The Horsehead Nebula lies in the constellation Orion, about 1300 light-years away, and is a popular target for amateur and professional astronomers alike. It sits just to the south of star Alnitak, the easternmost of Orion’s famous three-star belt, and is part of the vast Orion Molecular Cloud complex.
The new far-infrared Herschel view shows in spectacular detail the scene playing out around the Horsehead Nebula at the right-hand side of the image, where it seems to surf like a ‘white horse’ in the waves of turbulent star-forming clouds.
It appears to be riding towards another favourite stopping point for astrophotographers: NGC 2024, also known as the Flame Nebula.

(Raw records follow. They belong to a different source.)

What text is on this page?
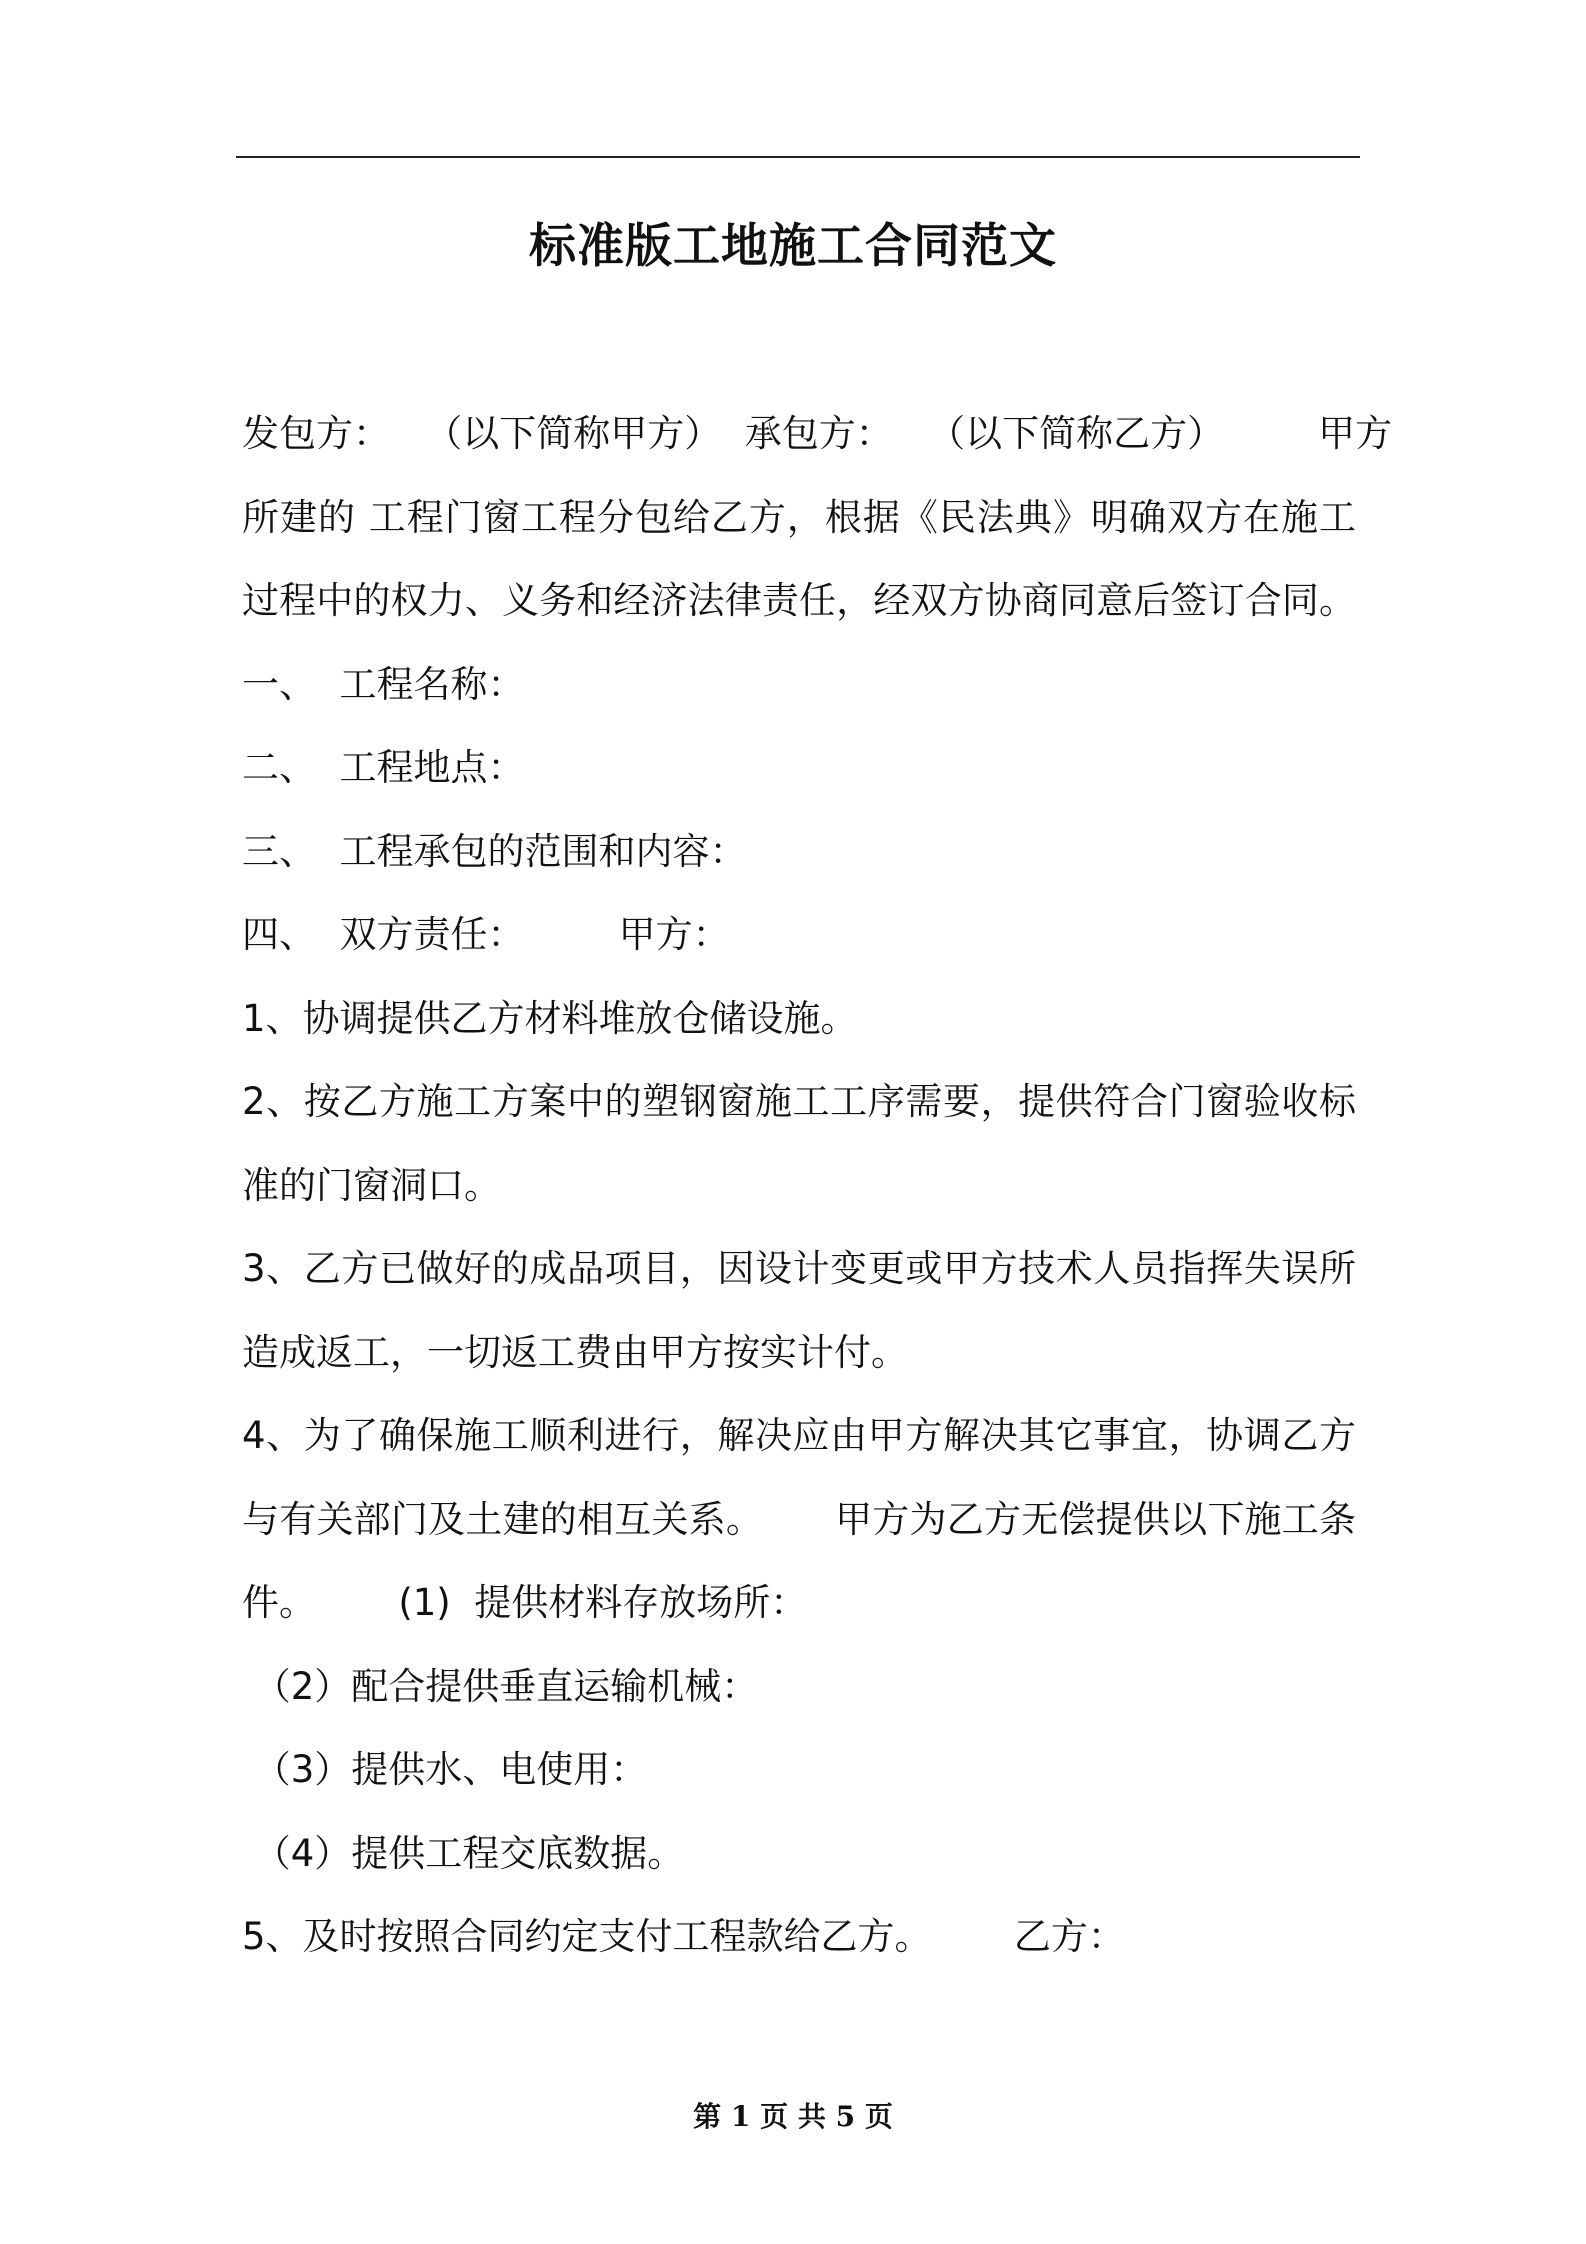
标准版工地施工合同范文
发包方：   （以下简称甲方）  承包方：   （以下简称乙方）        甲方
所建的 工程门窗工程分包给乙方，根据《民法典》明确双方在施工
过程中的权力、义务和经济法律责任，经双方协商同意后签订合同。
一、  工程名称：
二、  工程地点：
三、  工程承包的范围和内容：
四、  双方责任：        甲方：
1、协调提供乙方材料堆放仓储设施。
2、按乙方施工方案中的塑钢窗施工工序需要，提供符合门窗验收标
准的门窗洞口。
3、乙方已做好的成品项目，因设计变更或甲方技术人员指挥失误所
造成返工，一切返工费由甲方按实计付。
4、为了确保施工顺利进行，解决应由甲方解决其它事宜，协调乙方
与有关部门及土建的相互关系。      甲方为乙方无偿提供以下施工条
件。       (1)  提供材料存放场所：
（2）配合提供垂直运输机械：
（3）提供水、电使用：
（4）提供工程交底数据。
5、及时按照合同约定支付工程款给乙方。       乙方：
第 1 页 共 5 页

This star-forming region appears obscured by dark dust lanes in visible light images, but blazes in full glory in the far-infrared Herschel view.
Intense radiation streaming away from newborn stars heats up the surrounding dust and gas, making it shine brightly to Herschel’s infrared-sensitive eyes.
The panoramic view also covers two prominent sites of massive star formation to the northeast (left-hand side of this image), known as NGC 2068 (or M78) and NGC 2071. These take on the appearance of beautifully patterned butterfly wings, with long tails of colder gas and dust streaming away.
Both are reflection nebulas, so called because they reflect the light of nearby stars, revealing them even at visible wavelengths.
Extensive networks of cool gas and dust weave throughout the scene in the form of red and yellow filaments, some of which may host newly forming lightweight stars.
The new Hubble view, taken at near-infrared wavelengths with its Wide Field Camera 3 to celebrate the 23rd anniversary of the launch of the observatory, zooms in on the Horsehead to reveal fine details of its structure.
Nearby stars illuminate the backlit wisps along the upper ridge of the nebula in an ethereal glow. The harsh ultraviolet glare from these bright stars is slowly evaporating the dusty stellar nursery. Two fledgling stars have already been exposed from their protective cocoons, and can just be seen peeking out from the upper ridge.
These latest views are also presented in a new fly-through animation, which puts the Horsehead in context and shows it at both visible and infrared wavelengths. The new views from Herschel and Hubble are complemented by ground-based images from other telescopes.
The Herschel image was obtained as part of a wider study of the Orion B region for the Herschel Gould Belt Survey, a guaranteed-time key programme of the mission. The image is a composite of individual images made at wavelengths of 70 microns (blue), 160 microns (green) and 250 microns (red).
A paper describing these results “What determines the density structure of molecular clouds? A case study of Orion B with Herschel,” by N. Schneider et al., is published in Astrophysical Journal Letters, 766, L17, April 2013.
The Hubble Space Telescope image depicts the Horsehead Nebula at near-infrared wavelengths of 1.1 microns (blue/cyan) and 1.6 microns (red/orange). It was photographed by the Wide Field Camera 3 to mark the 23rd anniversary of its launch on the Space Shuttle in April 1990. Wide Field Camera 3 was installed on the space telescope by astronauts during the 2009 servicing mission.